In conclusion, fancy dress parties should never be attended unless you can purchase your outfit in advance.  And Lady Gaga fancy dress parties should never be attended unless you’re a size 8/10.  At least the Birthday Girl had a good night, and the photos aren’t up on the internet…oh.  Bother.  Well, at least the Birthday Girl had a good night.

How many calories does the Happy Dance burn?!

Dreams about shopping: 6

Dreams about chocolate: 4

Dreams about Jonny Lee Miller: 2

Dreams about eating chocolate with Jonny Lee Miller whilst walking around Topshop: 1 (best dream EVER.)

This week, I have been mainly dancing around the house (as well as dreaming about Jonny Lee Miller – for those of you that didn’t read my last post and are unsure of who he is – go and have a quick look.  Go on, I’ll wait…you could probably Google him too, whilst you’re online), doing my Happy Dance (copyright C.COOPER/K.SHEPPARD 2007).  It’s a very special dance, created by myself and a rather talented friend of mine (I’m not going to lie, most of her dances are technically much better.  Technically in dance and literal terms).  It’s essentially hopping from foot to foot, and waving your forearms around like a penguin.  And it’s cool.

The reason for my sophisticated and classy hopping around the house (including a few rather tricky negotiations of the stairs)?  Well, I have news.  No, wait – it’s way bigger news than that…

I HAVE NEWS!!!!!!!!

You may have noticed that I’ve mentioned a certain dress from Zara a couple of times in the last few weeks.  Well…my Lovely Stepdad (and Lovely Mum) bought it for me.  Yep, that’s right, they did.  I’m led to believe that Lovely Stepdad was the driving force behind it (it’s not that he’s Lovelier than my Mum, they’re both great, it’s just that she thinks that my whinging shouldn’t necessarily be encouraged with presents.  Really, she’s like Supernanny for grown up children). 

They bought me the black version of the dress (which is better than for me than the red version – with my reddish/purple hair  I could have ended up looking like a giant tomato.  I’m reliably informed that this is not a good look).  (Also, my Fabulous friend has the red version.  If I have the black, I can fool myself into thinking that the different colour is the reason that I don’t look the same as her when I’m wearing it…it’s nothing to do with her being much slimmer than me, and, let’s be honest, a LOT prettier…) It’s the most beautiful dress in the whole wide world – I love it so much that I’ve been tempted to sleep with it under my pillow every night.  Only the fact that I might dribble on it has stopped me.  Not that I dribble in my sleep or anything, you understand.  If I’ve had a bad day at work/thought about the end of Scrubs/walked past a massive display of Easter Eggs in Tesco and started getting the shakes, I put it on, and all of a sudden, things don’t seem so bad. 

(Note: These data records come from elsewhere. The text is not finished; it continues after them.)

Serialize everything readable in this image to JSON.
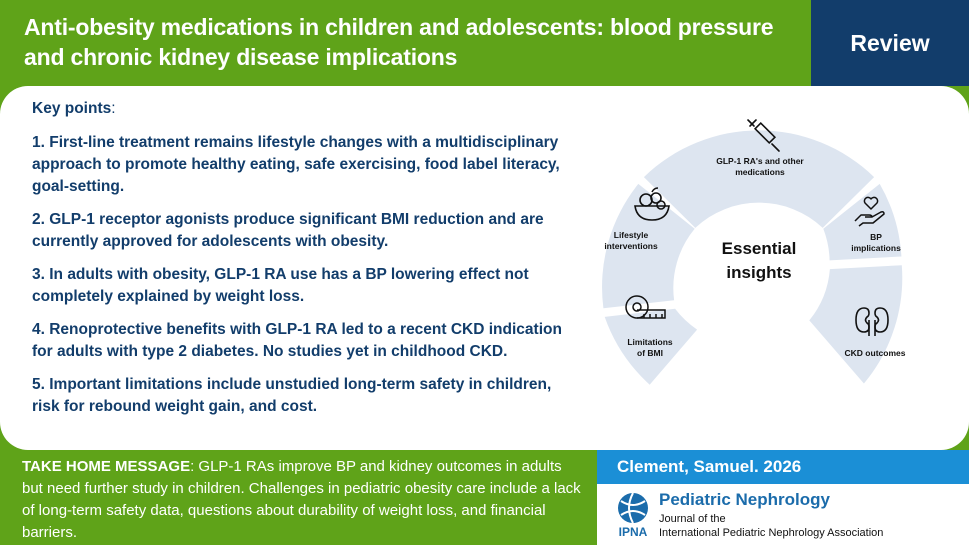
{
  "header": {
    "title": "Anti-obesity medications in children and adolescents: blood pressure and chronic kidney disease implications",
    "badge": "Review"
  },
  "key_points": {
    "heading": "Key points",
    "items": [
      "1. First-line treatment remains lifestyle changes with a multidisciplinary approach to promote healthy eating, safe exercising, food label literacy, goal-setting.",
      "2. GLP-1 receptor agonists produce significant BMI reduction and are currently approved for adolescents with obesity.",
      "3. In adults with obesity, GLP-1 RA use has a BP lowering effect not completely explained by weight loss.",
      "4. Renoprotective benefits with GLP-1 RA led to a recent CKD indication for adults with type 2 diabetes.  No studies yet in childhood CKD.",
      "5. Important limitations include unstudied long-term safety in children, risk for rebound weight gain, and cost."
    ]
  },
  "diagram": {
    "center": "Essential insights",
    "segments": {
      "glp1": "GLP-1 RA's and other medications",
      "lifestyle": "Lifestyle interventions",
      "bp": "BP implications",
      "bmi": "Limitations of BMI",
      "ckd": "CKD outcomes"
    },
    "colors": {
      "segment": "#dde5f0",
      "text": "#111111"
    }
  },
  "take_home": {
    "label": "TAKE HOME MESSAGE",
    "text": ": GLP-1 RAs improve BP and kidney outcomes in adults but need further study in children.  Challenges in pediatric obesity care include a lack of long-term safety data, questions about durability of weight loss, and financial barriers."
  },
  "citation": "Clement, Samuel. 2026",
  "journal": {
    "name": "Pediatric Nephrology",
    "subtitle_line1": "Journal of the",
    "subtitle_line2": "International Pediatric Nephrology Association",
    "logo_text": "IPNA"
  },
  "colors": {
    "green": "#5fa319",
    "navy": "#123d6b",
    "blue": "#1b8fd6",
    "journal_blue": "#1b6cab"
  }
}
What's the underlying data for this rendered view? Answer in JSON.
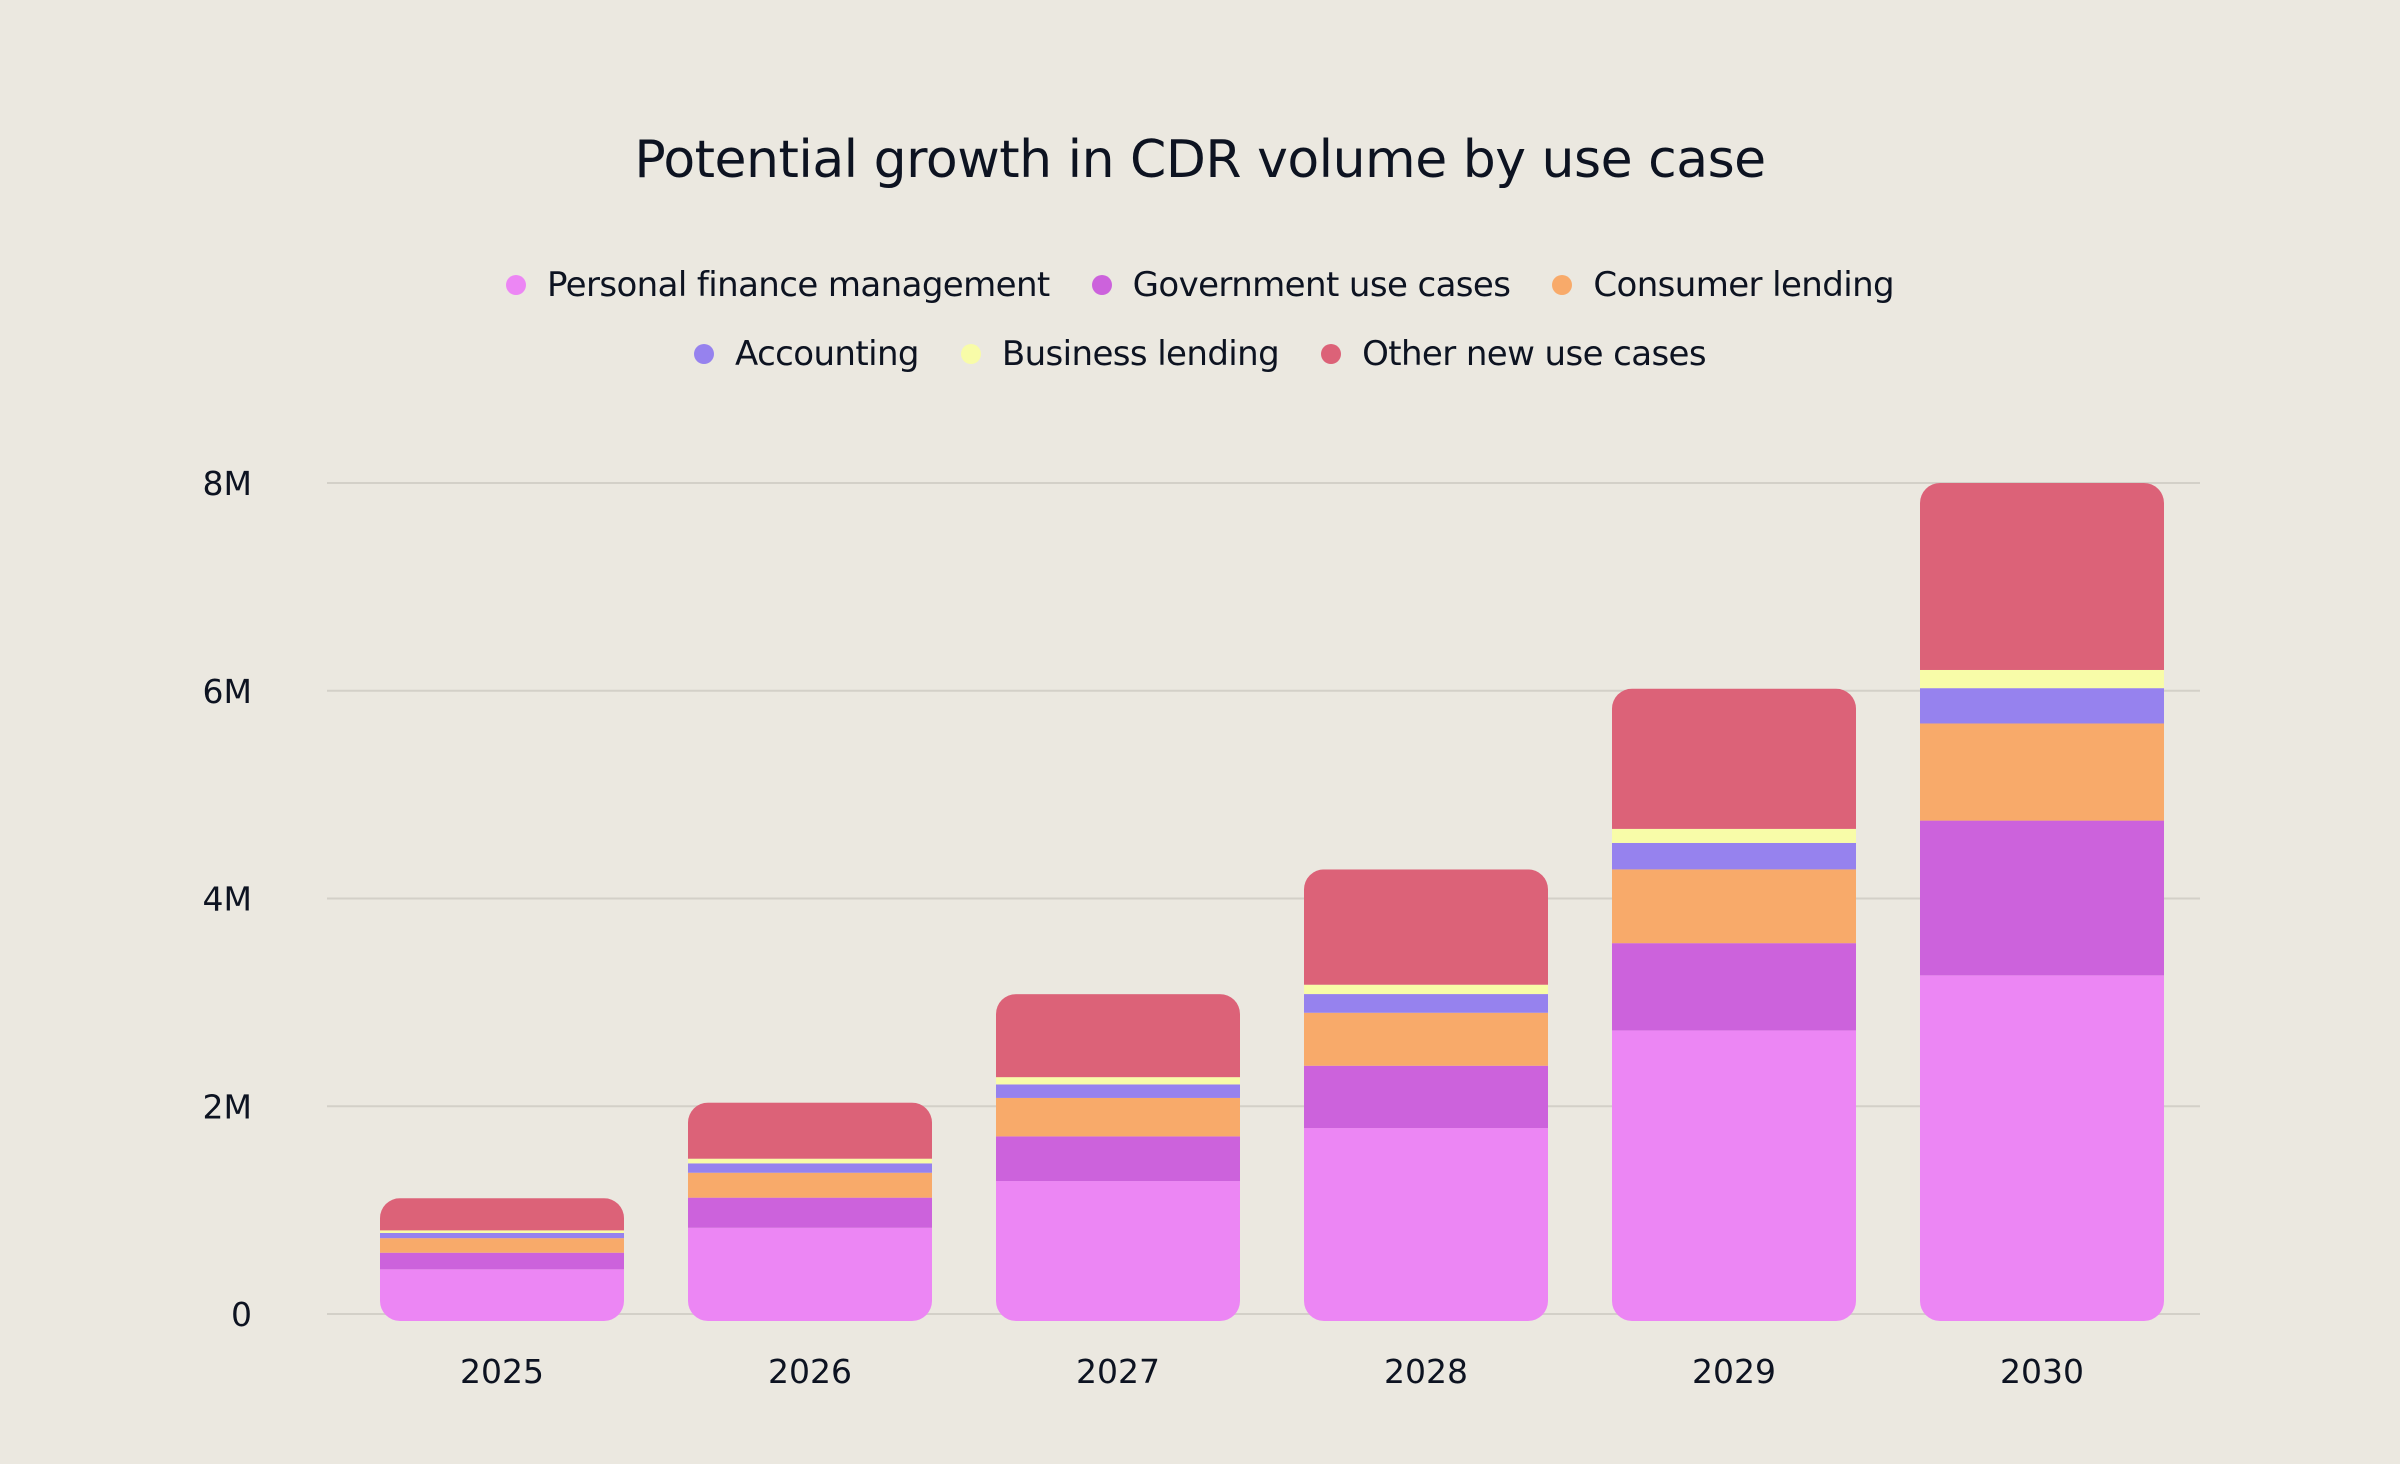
{
  "chart_data": {
    "type": "bar",
    "stacked": true,
    "title": "Potential growth in CDR volume by use case",
    "xlabel": "",
    "ylabel": "",
    "categories": [
      "2025",
      "2026",
      "2027",
      "2028",
      "2029",
      "2030"
    ],
    "ylim": [
      0,
      8000000
    ],
    "yticks": [
      0,
      2000000,
      4000000,
      6000000,
      8000000
    ],
    "ytick_labels": [
      "0",
      "2M",
      "4M",
      "6M",
      "8M"
    ],
    "grid": true,
    "legend_position": "top-center",
    "series": [
      {
        "name": "Personal finance management",
        "color": "#EC86F4",
        "values": [
          430000,
          830000,
          1280000,
          1790000,
          2730000,
          3260000
        ]
      },
      {
        "name": "Government use cases",
        "color": "#CC62DC",
        "values": [
          160000,
          290000,
          430000,
          600000,
          840000,
          1490000
        ]
      },
      {
        "name": "Consumer lending",
        "color": "#F8AA6A",
        "values": [
          140000,
          240000,
          370000,
          510000,
          710000,
          935000
        ]
      },
      {
        "name": "Accounting",
        "color": "#9682EE",
        "values": [
          50000,
          90000,
          130000,
          180000,
          255000,
          340000
        ]
      },
      {
        "name": "Business lending",
        "color": "#F8FCA8",
        "values": [
          25000,
          45000,
          70000,
          90000,
          135000,
          175000
        ]
      },
      {
        "name": "Other new use cases",
        "color": "#DC6278",
        "values": [
          310000,
          540000,
          800000,
          1110000,
          1350000,
          1800000
        ]
      }
    ]
  },
  "legend": {
    "rows": [
      [
        0,
        1,
        2
      ],
      [
        3,
        4,
        5
      ]
    ]
  },
  "colors": {
    "background": "#EBE8E0",
    "text": "#0D1321",
    "gridline": "#D3D0C8"
  }
}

But the problem that I have now is – do I wear it all the time, meaning that as many people as possible get to bask in its amazingness, but possibly dimming the special quality somewhat, or do I save it for something really special (meeting the Queen/Jonny Lee Miller/the cast of TOWIE), meaning that it makes the occasion that bit more special, but running the risk of seeming ungrateful to my Lovely Parents?  As dilemmas go, it’s perhaps not the most worthy, but it’s a dilemma nonetheless.  I would also like to point out to The Boy that this is NOT cheating.  I haven’t given my parents anything in exchange for this, except love, affection and money.  (I’m joking about the money bit.  Obviously).

So, that’s the reason that I’ve been doing the Happy Dance.  In other, unrelated news (but news that links to the title of this post), The Boy has recently started using the My Fitness Pal app on his phone.  Wanting to be supportive, (and as I’ve given up all the lovely, chocolatey things that make mealtimes fun), I decided to sign up for it too (and as I’ve previously mentioned, I don’t want a bum the size of Hampshire).  It’s going well (ish) – after 4 whole days, I’ve apparently lost a pound (it fell out of my pocket.  Sorry, but I bet that you were thinking of the same joke, I was only saving you the job), but I would just like to point out that if any of my other ‘pals’ sent me to bed hungry for 4 whole days, we wouldn’t stay pals for very long.  Just putting it out there.